Fuel processing units arrive at your facility for repair at a steady rate of 3 units at the beginning of each week. At the start of each week, you decide how many units you will try to repair, up to a maximum of 8. The repair process has the following cost structure:

Number of units attempted to repair	0	1	2	3	4	5	6	7	8
Cost	$ 0	$ 100	$ 110	$ 120	$ 130	$ 190	$ 200	$ 210	$ 220

(These are total costs, not costs per unit.) Every time you attempt to repair a unit, there is an 85% chance, independent of all other units, that the repair operation succeeds. Units for which the repair operation fails, plus any which you did not attempt to repair, are carried over to the next week. The costs in the above table apply not matter how many of the attempted repairs are successful. Safety regulations allow you to carry over at most 15 units to the next week; if the number of units to be carried over exceeds this amount, any excess must be sent to an external repair vendor at a cost of $150 each. Each unit carried over to the next week incurs a direct $9 waiting cost, and your firm has an internal cost of funds of 0.1% per week. The number of units you attempt to repair in any given week cannot exceed the number that are available to repair, which is the number carried over from the previous week plus the 3 that arrive at the start of that week. Just before the start of week 1, you have 2 units awaiting repair. After 12 weeks, the facility must be temporarily shut down for its annual safety cleaning, at which time any remaining units must be shipped out to the external repair vendor at the same $150 per unit cost as mentioned above.

To minimize the expected present value of the cost of the operation, find the optimal number of units to attempt to repair each week, as a function of the number of units carried over from the previous week.

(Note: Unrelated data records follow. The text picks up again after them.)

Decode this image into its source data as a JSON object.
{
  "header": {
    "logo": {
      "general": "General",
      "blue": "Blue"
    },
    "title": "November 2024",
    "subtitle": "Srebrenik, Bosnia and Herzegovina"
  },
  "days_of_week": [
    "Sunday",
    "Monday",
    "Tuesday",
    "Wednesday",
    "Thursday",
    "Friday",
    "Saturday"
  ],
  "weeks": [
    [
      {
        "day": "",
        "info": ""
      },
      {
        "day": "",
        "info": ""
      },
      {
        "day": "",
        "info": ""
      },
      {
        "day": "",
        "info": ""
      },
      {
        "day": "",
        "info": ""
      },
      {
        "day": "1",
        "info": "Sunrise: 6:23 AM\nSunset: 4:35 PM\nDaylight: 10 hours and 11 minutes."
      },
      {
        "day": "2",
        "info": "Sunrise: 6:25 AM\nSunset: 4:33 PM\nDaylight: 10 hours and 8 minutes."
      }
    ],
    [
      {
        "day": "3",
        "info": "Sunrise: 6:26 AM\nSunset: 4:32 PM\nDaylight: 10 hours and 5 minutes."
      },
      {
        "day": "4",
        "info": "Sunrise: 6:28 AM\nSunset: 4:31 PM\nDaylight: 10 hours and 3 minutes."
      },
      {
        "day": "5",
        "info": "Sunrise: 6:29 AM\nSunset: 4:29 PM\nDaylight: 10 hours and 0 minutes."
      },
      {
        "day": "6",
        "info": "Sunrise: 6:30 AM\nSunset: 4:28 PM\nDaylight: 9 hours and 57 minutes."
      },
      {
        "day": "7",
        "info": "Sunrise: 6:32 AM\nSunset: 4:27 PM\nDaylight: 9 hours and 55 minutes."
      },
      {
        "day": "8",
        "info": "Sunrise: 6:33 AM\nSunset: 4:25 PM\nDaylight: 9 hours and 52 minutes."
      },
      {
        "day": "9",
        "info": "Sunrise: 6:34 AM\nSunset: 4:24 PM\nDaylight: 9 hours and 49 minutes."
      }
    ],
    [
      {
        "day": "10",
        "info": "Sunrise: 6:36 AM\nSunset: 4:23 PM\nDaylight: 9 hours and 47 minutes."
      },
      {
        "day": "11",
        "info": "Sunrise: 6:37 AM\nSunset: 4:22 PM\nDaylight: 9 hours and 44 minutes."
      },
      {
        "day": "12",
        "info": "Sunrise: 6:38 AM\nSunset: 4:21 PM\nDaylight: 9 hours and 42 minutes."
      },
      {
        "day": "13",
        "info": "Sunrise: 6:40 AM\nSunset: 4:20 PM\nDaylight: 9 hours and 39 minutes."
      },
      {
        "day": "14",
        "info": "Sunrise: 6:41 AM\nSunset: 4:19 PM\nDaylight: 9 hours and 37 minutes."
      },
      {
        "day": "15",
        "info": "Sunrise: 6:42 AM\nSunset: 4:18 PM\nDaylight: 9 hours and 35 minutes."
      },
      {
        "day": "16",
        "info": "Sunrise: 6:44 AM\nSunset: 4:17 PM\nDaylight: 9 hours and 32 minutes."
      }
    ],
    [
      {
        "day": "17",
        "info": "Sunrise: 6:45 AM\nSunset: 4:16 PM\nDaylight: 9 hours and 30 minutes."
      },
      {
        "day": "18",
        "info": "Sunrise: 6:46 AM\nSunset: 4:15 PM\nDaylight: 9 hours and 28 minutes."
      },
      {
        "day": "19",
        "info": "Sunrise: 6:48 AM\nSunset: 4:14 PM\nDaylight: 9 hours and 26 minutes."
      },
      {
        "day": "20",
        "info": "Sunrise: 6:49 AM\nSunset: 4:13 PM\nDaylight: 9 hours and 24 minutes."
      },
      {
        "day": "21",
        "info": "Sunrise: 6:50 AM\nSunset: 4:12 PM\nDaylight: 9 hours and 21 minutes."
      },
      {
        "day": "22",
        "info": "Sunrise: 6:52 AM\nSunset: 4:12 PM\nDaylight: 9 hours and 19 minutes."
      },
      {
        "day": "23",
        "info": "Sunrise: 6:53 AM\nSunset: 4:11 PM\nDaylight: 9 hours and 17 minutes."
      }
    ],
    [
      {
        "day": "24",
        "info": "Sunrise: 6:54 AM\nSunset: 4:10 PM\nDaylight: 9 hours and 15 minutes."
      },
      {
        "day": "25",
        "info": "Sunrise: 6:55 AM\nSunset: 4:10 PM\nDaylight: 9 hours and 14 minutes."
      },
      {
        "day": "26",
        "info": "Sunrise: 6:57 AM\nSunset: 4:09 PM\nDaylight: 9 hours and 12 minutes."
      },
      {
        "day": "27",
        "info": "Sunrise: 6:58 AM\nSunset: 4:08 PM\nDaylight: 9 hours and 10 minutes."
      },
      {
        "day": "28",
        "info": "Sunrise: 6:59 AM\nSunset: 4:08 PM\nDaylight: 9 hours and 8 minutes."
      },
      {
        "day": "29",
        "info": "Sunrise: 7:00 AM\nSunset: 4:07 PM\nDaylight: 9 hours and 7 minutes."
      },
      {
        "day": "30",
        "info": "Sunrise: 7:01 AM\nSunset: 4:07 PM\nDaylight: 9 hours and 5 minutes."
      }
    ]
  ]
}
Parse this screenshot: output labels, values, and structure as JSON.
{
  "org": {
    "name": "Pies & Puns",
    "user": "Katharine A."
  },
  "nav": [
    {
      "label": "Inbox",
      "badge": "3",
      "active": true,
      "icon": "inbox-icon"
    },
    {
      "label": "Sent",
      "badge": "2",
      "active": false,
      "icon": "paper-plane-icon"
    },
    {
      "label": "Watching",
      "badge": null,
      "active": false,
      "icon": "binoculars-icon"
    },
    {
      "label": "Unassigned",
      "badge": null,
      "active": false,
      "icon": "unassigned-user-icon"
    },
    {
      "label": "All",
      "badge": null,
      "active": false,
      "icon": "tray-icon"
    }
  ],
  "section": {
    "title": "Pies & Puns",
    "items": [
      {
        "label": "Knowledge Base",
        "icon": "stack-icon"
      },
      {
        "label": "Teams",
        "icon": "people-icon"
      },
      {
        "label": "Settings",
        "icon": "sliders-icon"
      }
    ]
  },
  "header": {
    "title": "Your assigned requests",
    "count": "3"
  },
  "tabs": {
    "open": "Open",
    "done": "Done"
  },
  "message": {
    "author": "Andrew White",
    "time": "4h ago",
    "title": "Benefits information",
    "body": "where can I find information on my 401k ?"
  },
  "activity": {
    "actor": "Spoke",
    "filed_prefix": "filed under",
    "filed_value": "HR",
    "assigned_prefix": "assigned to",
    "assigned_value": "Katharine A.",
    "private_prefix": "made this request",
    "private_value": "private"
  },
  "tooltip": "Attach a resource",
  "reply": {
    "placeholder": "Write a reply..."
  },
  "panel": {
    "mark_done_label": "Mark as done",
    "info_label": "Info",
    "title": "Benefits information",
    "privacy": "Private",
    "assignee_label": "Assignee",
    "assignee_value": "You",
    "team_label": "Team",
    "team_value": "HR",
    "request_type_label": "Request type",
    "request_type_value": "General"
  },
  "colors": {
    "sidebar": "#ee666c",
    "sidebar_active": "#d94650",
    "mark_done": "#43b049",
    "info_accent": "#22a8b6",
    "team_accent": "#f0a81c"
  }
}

Here is my code I don't know what I am doing wrong.

import numpy

from binomialPoisson import *

hugeNumber = float("inf")

queueCapacity = 15

chanceCanFix = 0.85

waitCost = 9.0

inflowRate = 3

costToFix = numpy.array([ 0.0, 100.0, 110.0, 120.0, 130.0,

190.0, 200.0, 210.0, 220.0])

maxCanFix = 8

overflowCost = 150.0

initialWaiting = 2

stages = 12

discountRate = 0.001

beta = 1.0/(1.0 + discountRate)

f = numpy.zeros([stages + 3, queueCapacity + 1])

x = numpy.zeros([stages + 1, queueCapacity + 1], dtype=int)

for i in range(queueCapacity + 1):

f[stages + 1, i] = - overflowCost * i

for t in range(stages, 0, -1):

for i in range(queueCapacity + 1):

value = hugeNumber

bestMove = 0

for p in range(maxCanFix + 1):

moveValue = costToFix*p

fixProb = binomial(p,chanceCanFix)

for d in range(p + 1):

# See if you can continue from here...

moveValue=p * waitCost

for e in range(i+1):

working= i+e

fixing=max(0,costToFix[p] -working)

waitcharge=overflowCost*fixing

j=working + p

moveValue +=fixProb[e]*(waitcharge + beta*f[t+1,j])

if moveValue < value:

value = moveValue

bestMove = p

f[t, i] = value

x[t, i] = bestMove

print("Optimal solution value is " + str(f[1, initialWaiting]))

print("In stage 1, if the queue is at " + str(initialWaiting) + ", the optimal decision is to fix " + str(x[1, initialWaiting]) + " units.")

for t in range(1, stages + 1):

print("In stage " + str(t) + ":")

for i in range(queueCapacity + 1):

print(" If the queue is at " + str(i) + ", the optimal decision is to fix " + str(x[t, i]) + " units.")